This pre-fall season is the smallest we’ve covered on Vogue Runway in nearly a decade, with around 100 women’s and men’s collections in total. In the past, our pre-fall coverage has taken our critics around the globe. With Omicron spiking this year, some brands are trying to make the best of a difficult situation; others are on taking the season off. The independent Milan designer Marco Zanini said, “sometimes to carry on with reckless stubbornness is not as smart, wise, or brave as to pause and think.”

Even in the best of times, pre-fall has traditionally been a stop-gap season, one that’s more about selling than new ideas. But after two years of pandemic, even the idea of selling clothing has become abstract. At this point, what do shoppers want or even need? The suggestions here revolve around the notion of a useful, simple beauty. Warm textures, sunshine colors, and lots of sexy, essential black clothing are the season’s major storylines, with a bit of kitsch and fun coming in via the continued Y2K revival—now for the boys!—and a renewed interest in deconstructed denim and strange layering.

If the past is anything to go on, these clothes will become the backbone of our springtime and summertime wardrobes, accented by the sure to be big, crazy, and eccentric ideas on the fall 2022 catwalks next month.

Demented Denim

The denim revival is going strong this season, with brands like Diesel, Balenciaga, and R13 blowing up jeans to new proportions. Others, like Louis Vuitton menswear and MM6 Maison Margiela are rethinking denim completely, using trompe l’oeil techniques to evoke the structure of denim on cozier fabrics.

Slice It Up

If LVMH Prize winner Nensi Dojaka pioneered the hot girl LBD, it’s getting new life in the hands of Donatella Versace, Kim Jones, and Olivier Rousteing.  Et Ochs’s Michele Ochs has another idea: the hot girl jumpsuit.

Add Puff and Fluff

Fuzzy and fluffy textures are big news for pre-fall. Jil Sander and Proenza Schouler are incorporating them into trousers and slip dresses, while Christopher John Rogers and Gucci produced show-stopping dresses and coats that puff out beyond three dimensions.

Y2K for the Boys

Aughts nostalgia has reached a fever pitch in womenswear. Now, thanks to Kim Jones at Dior Men and Demna at Balenciaga, guys are getting in on the action too, with low-rise jeans, skater chains, oversize jerseys, and even sexy little cardigans. Well, boys, do you dare?

Taste the Rainbow

Color theorists have proven that a bright outfit can actually brighten your mood. While you can always count on Moschino and Christopher John Rogers to bring the color, Tory Burch is getting in on the act too with a sunny madras that can elevate your vibes to a new high.

A Touch of Tweed

The two-piece suits we’ve seen of late have been replaced by great tweed jackets paired with loose skirts or leather trousers for pre-fall. Think of it as the working-woman’s alternative to a hoodie—cozy as a knit but polished enough for a trip to Paris.

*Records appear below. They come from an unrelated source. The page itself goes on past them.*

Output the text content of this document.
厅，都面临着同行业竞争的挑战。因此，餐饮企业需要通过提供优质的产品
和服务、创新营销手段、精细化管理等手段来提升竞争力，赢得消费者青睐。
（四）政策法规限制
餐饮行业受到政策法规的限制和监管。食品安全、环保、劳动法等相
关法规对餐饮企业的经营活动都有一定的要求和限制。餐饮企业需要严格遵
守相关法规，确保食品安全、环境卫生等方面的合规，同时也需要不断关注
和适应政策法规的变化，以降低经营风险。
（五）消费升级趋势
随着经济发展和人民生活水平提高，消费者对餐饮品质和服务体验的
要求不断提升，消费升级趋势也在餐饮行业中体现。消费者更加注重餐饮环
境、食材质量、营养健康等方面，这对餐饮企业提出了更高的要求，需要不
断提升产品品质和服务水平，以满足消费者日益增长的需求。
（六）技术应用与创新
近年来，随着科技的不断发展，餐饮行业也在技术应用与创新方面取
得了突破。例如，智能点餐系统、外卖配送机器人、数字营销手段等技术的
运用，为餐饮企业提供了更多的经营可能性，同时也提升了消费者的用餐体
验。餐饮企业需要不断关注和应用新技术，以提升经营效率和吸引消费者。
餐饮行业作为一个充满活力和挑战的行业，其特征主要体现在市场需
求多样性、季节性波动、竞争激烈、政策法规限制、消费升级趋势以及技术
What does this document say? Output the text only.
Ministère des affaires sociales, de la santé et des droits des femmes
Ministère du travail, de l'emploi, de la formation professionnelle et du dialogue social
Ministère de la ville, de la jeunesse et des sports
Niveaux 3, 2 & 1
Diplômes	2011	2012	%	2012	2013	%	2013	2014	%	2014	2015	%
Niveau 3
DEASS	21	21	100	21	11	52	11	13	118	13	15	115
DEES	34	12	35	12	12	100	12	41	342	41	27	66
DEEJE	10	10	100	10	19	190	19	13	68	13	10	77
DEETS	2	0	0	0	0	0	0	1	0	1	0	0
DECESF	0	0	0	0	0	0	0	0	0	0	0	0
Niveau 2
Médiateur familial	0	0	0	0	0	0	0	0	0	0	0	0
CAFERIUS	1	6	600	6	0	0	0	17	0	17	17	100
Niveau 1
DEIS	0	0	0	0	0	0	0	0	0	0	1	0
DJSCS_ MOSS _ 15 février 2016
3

A Knotty Look for Zoom or Parties

Portrait necklaces and collarbone detailing were trending in 2020—any detail visible on a Zoom call was essential. Now, designers like Ashley and Mary-Kate Olsen at The Row and Maria Cornejo are finding twisted new ways to bring volume and elegance into a video call frame (and real life!) with knotted and draped silhouettes.

Trust in Plaid

Some things are certain: death, taxes, and the eternal appeal of plaid. The pre-fall collections offer a bevy of punk, prep, and polished plaid prints from Dior, Roberto Cavalli, and Jil Sander that can be worn countless different ways.

And Just Like That…A Retro Ball Skirt Is Back

It might be hard to imagine black tie events coming back—especially with the Grammy Awards just put on indefinite pause—but whenever the red carpet is rolled out again, expect to see full-skirted silhouettes that evoke ’50s glamour like these numbers from Erdem, Prabal Gurung, and Oscar de la Renta.

Jacket, Shirt, Skirt, Pants…Wear ’Em All at Once!

Skirts for men? That’s old hat. The new look is less about a skirt than what else you wear with it. Louis Vuitton, Balmain, Roberto Cavalli, and Thom Browne have all layered up four—or more—garments into their menswear looks for a longline silhouette with a quirky feel.